Aż po latach znaleziono w materiałach NKWD, że Bronisław Adamowski został rozstrzelany.

– Przed wojną w Borysławiu Polacy, Ukraińcy i Żydzi bardzo dobrze żyli ze sobą – zaznaczyła pani Kurpielowa. – Nie było, że ty jesteś Polak, a ty Ukrainiec. Niektórzy Ukraińcy rozmawiali z Polakami po ukraińsku, niektórzy po polsku – jak mogli. Z Ukraińcami nie było źle. Ja wyszłam za mąż za Ukraińca. Moje synowe to Ukrainki, zięciowie Ukraińcy.
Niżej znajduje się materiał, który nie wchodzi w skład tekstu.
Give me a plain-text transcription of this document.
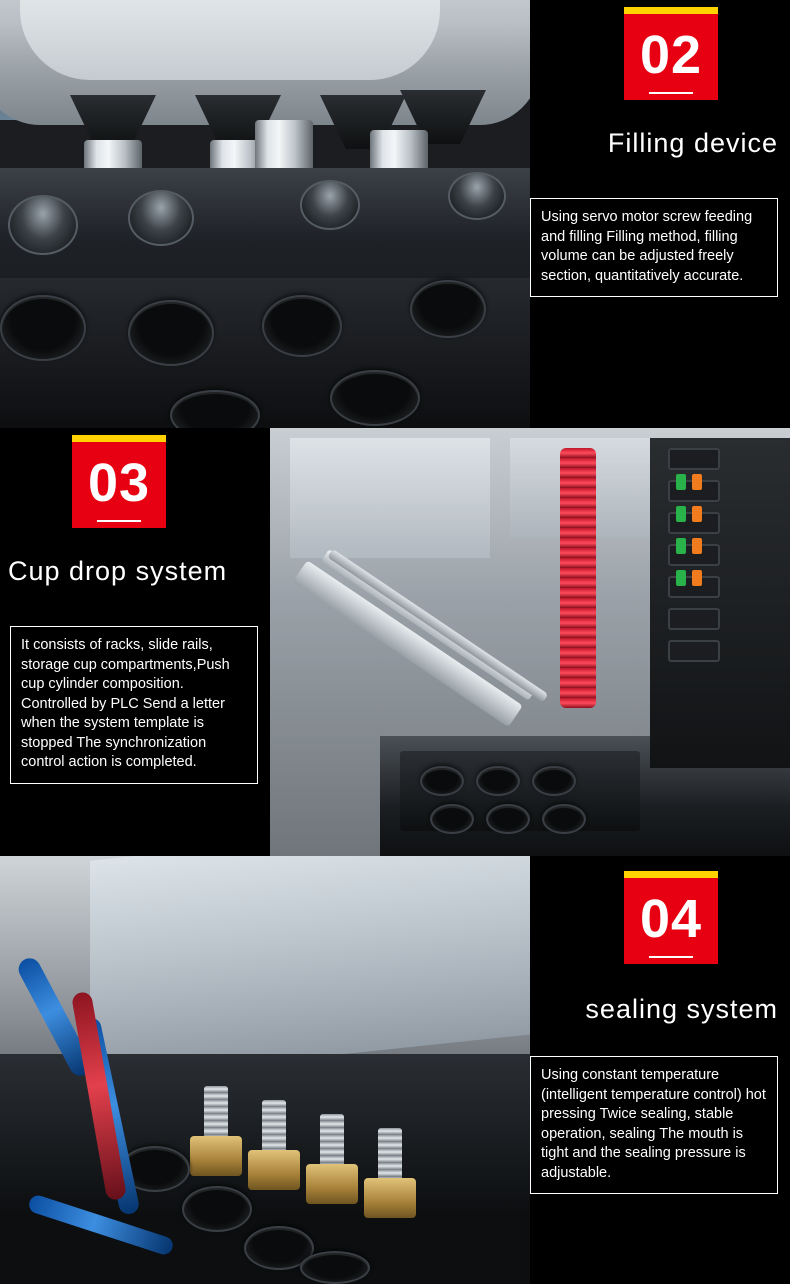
02
Filling device
Using servo motor screw feeding and filling Filling method, filling volume can be adjusted freely section, quantitatively accurate.
03
Cup drop system
It consists of racks, slide rails, storage cup compartments,Push cup cylinder composition. Controlled by PLC Send a letter when the system template is stopped The synchronization control action is completed.
04
sealing system
Using constant temperature (intelligent temperature control) hot pressing Twice sealing, stable operation, sealing The mouth is tight and the sealing pressure is adjustable.
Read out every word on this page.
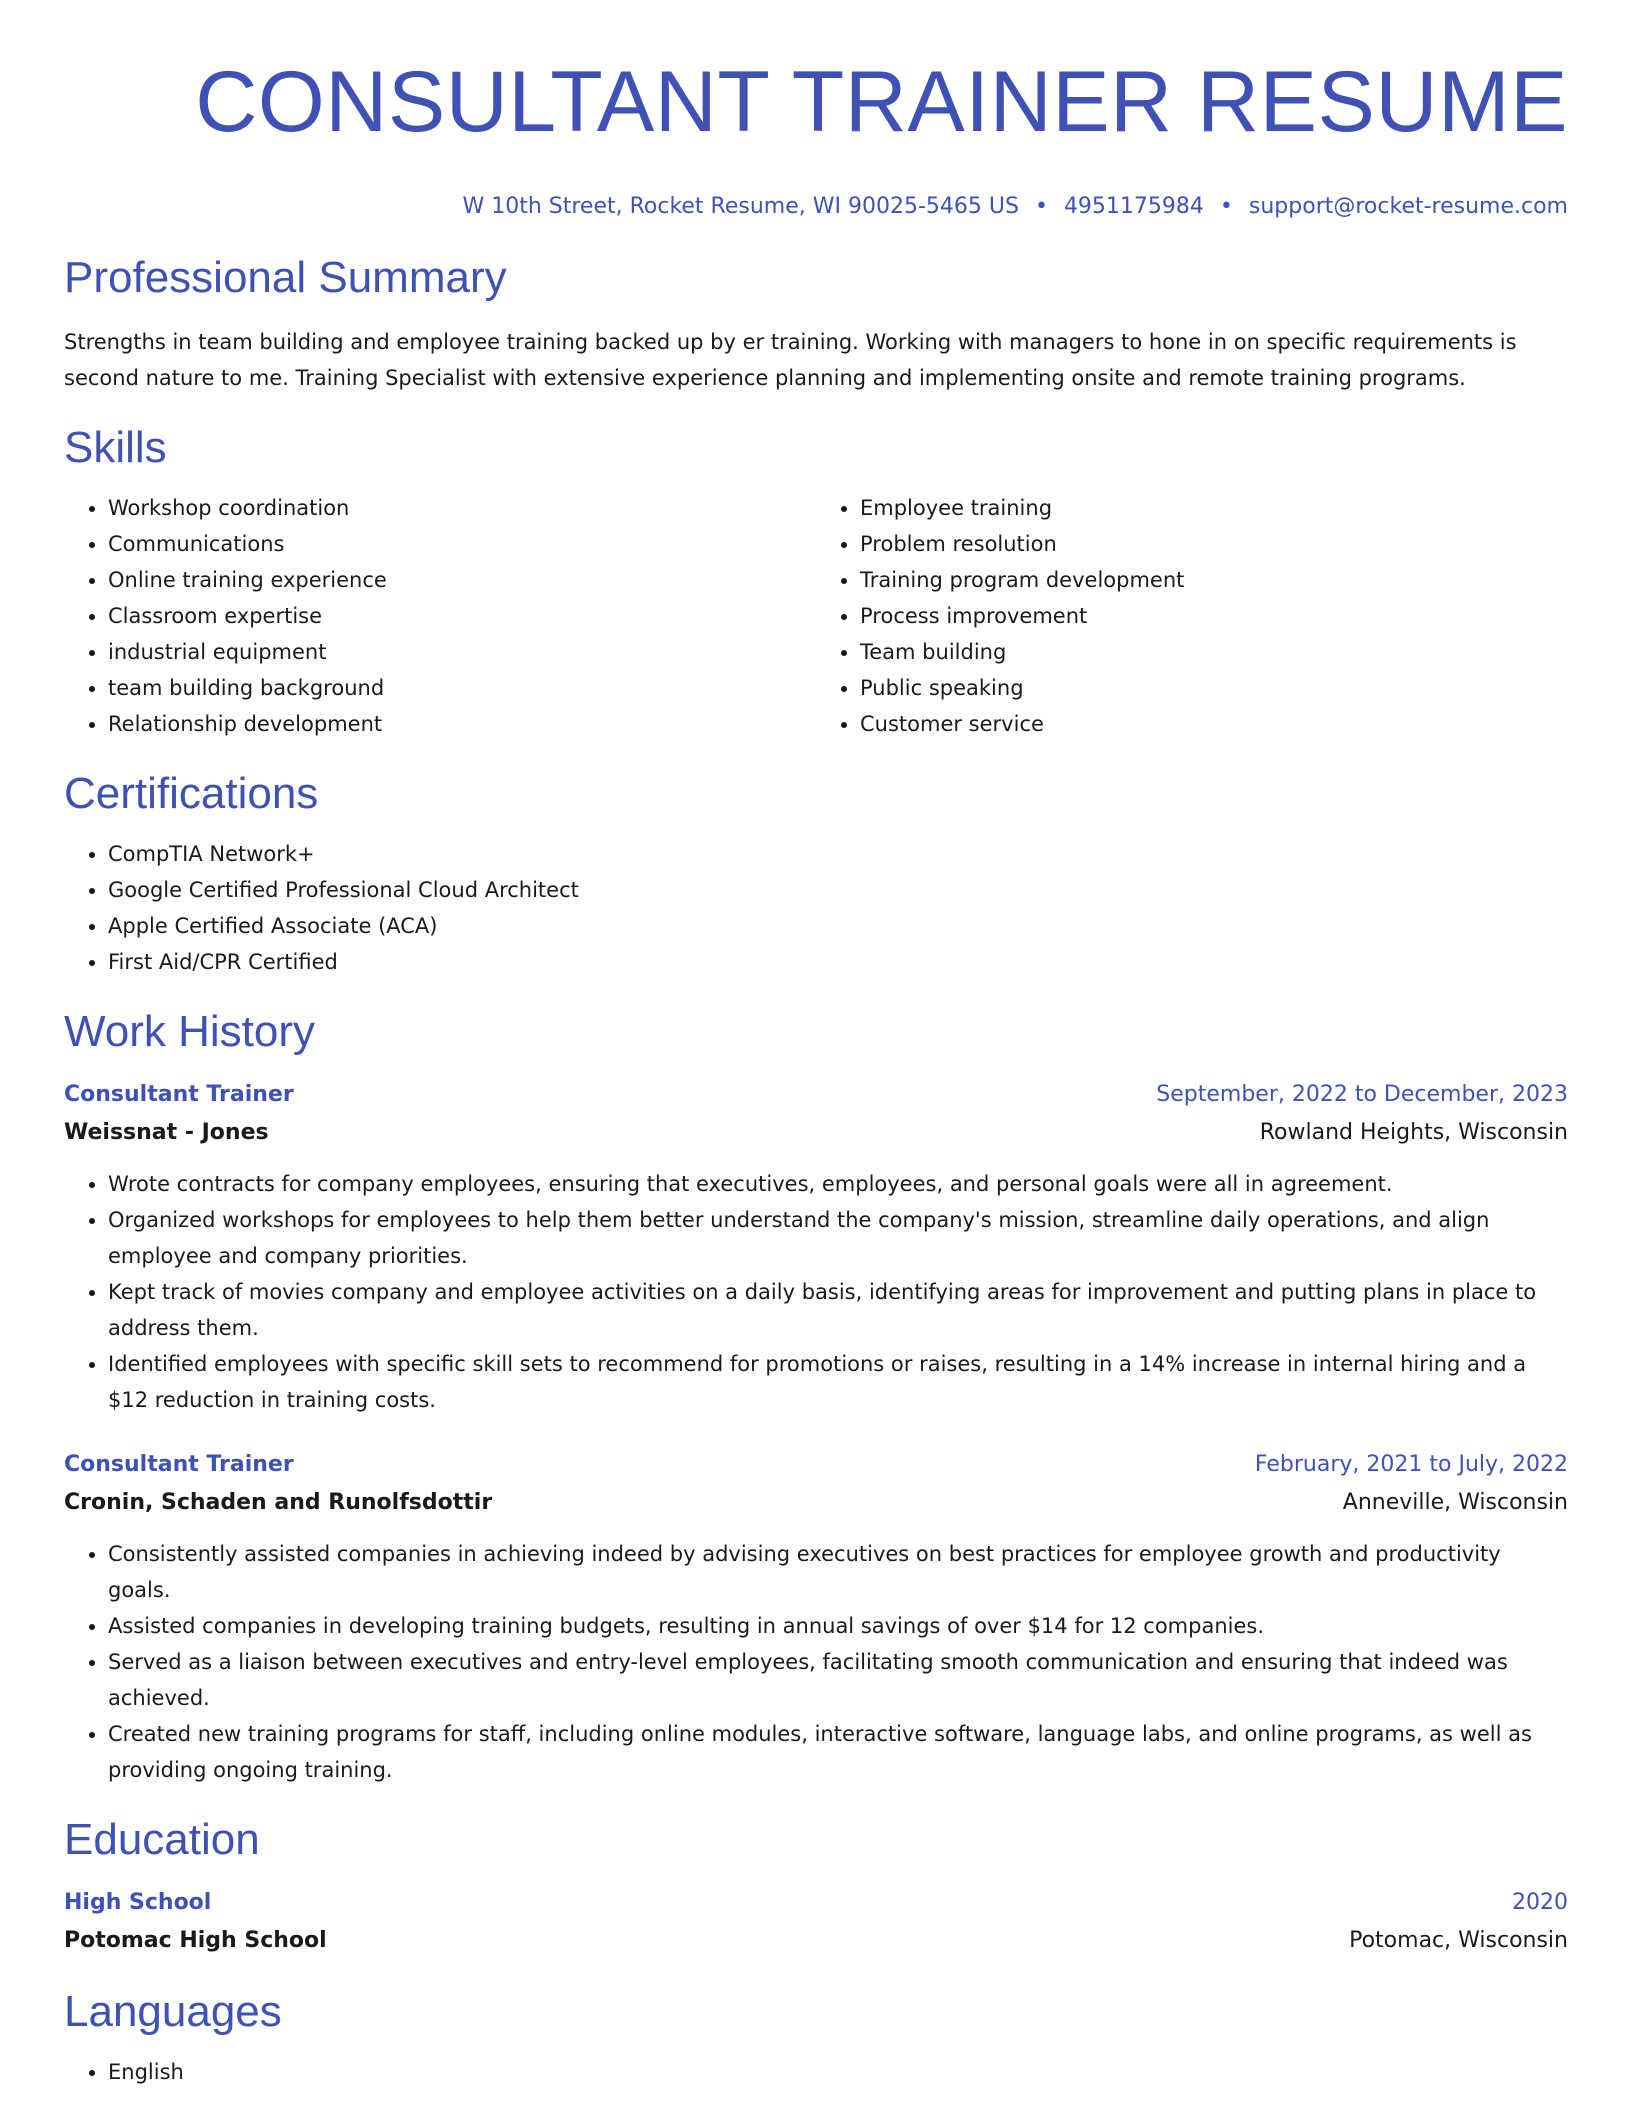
CONSULTANT TRAINER RESUME
W 10th Street, Rocket Resume, WI 90025-5465 US • 4951175984 • support@rocket-resume.com
Professional Summary
Strengths in team building and employee training backed up by er training. Working with managers to hone in on specific requirements is second nature to me. Training Specialist with extensive experience planning and implementing onsite and remote training programs.
Skills
• Workshop coordination
• Communications
• Online training experience
• Classroom expertise
• industrial equipment
• team building background
• Relationship development
• Employee training
• Problem resolution
• Training program development
• Process improvement
• Team building
• Public speaking
• Customer service
Certifications
• CompTIA Network+
• Google Certified Professional Cloud Architect
• Apple Certified Associate (ACA)
• First Aid/CPR Certified
Work History
Consultant Trainer	September, 2022 to December, 2023
Weissnat - Jones	Rowland Heights, Wisconsin
• Wrote contracts for company employees, ensuring that executives, employees, and personal goals were all in agreement.
• Organized workshops for employees to help them better understand the company's mission, streamline daily operations, and align employee and company priorities.
• Kept track of movies company and employee activities on a daily basis, identifying areas for improvement and putting plans in place to address them.
• Identified employees with specific skill sets to recommend for promotions or raises, resulting in a 14% increase in internal hiring and a $12 reduction in training costs.
Consultant Trainer	February, 2021 to July, 2022
Cronin, Schaden and Runolfsdottir	Anneville, Wisconsin
• Consistently assisted companies in achieving indeed by advising executives on best practices for employee growth and productivity goals.
• Assisted companies in developing training budgets, resulting in annual savings of over $14 for 12 companies.
• Served as a liaison between executives and entry-level employees, facilitating smooth communication and ensuring that indeed was achieved.
• Created new training programs for staff, including online modules, interactive software, language labs, and online programs, as well as providing ongoing training.
Education
High School	2020
Potomac High School	Potomac, Wisconsin
Languages
• English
I to tak było pomieszane i jest.

Za czasów sowieckich większość Polaków była zmuszona wyjechać z Borysławia. Został zamknięty kościół, nie było też polskiej szkoły, jednak matka Polka cały czas pielęgnowała polskość w swej rodzinie.

– My w domu rozmawiali po polsku – wtrąca się do rozmowy jej córka Danuta. – My się nigdy nie wstydzili tego. Ja byłam w pracy, to jak mama czy siostra dzwoniła, rozmawiałyśmy po polsku. Nikt nam tego nie zabraniał. Obchodzimy święta polskie i ukraińskie, bo mężów mamy Ukraińców. Robimy tak, ażeby nie było krzywdy. Tak nas mama nauczyła i my tak nauczyłyśmy swoje dzieci i wnuki. I tak u nas jest cały czas. Kto wie, jakie święta są starsze? Nie można grzeszyć. W dwóch językach kolędujemy. Moje dzieci i wnuki rozmawiają po polsku. Mama miała sześcioro dzieci. Ojciec sam pracował, mama siedziała w domu. Szanowana, kochana przez swego męża, dlatego tak długo żyje. Do pracy nigdy nie chodziła. Było nam i dobrze, i było też ciężko. Były taki dni, że nie mieliśmy nawet mąki, żeby pieroga zrobić. Ojciec pracował jako ślusarz przy maszynach. Mieszkaliśmy w jednym pokoju z kuchnią. Wszyscy zostali w Borysławiu. Moja wnuczka wyjechała do Polski, skończyła uniwersytet we Wrocławiu. Mieszka teraz w Głogowie. Wszystkie mamy „Kartę Polaka”.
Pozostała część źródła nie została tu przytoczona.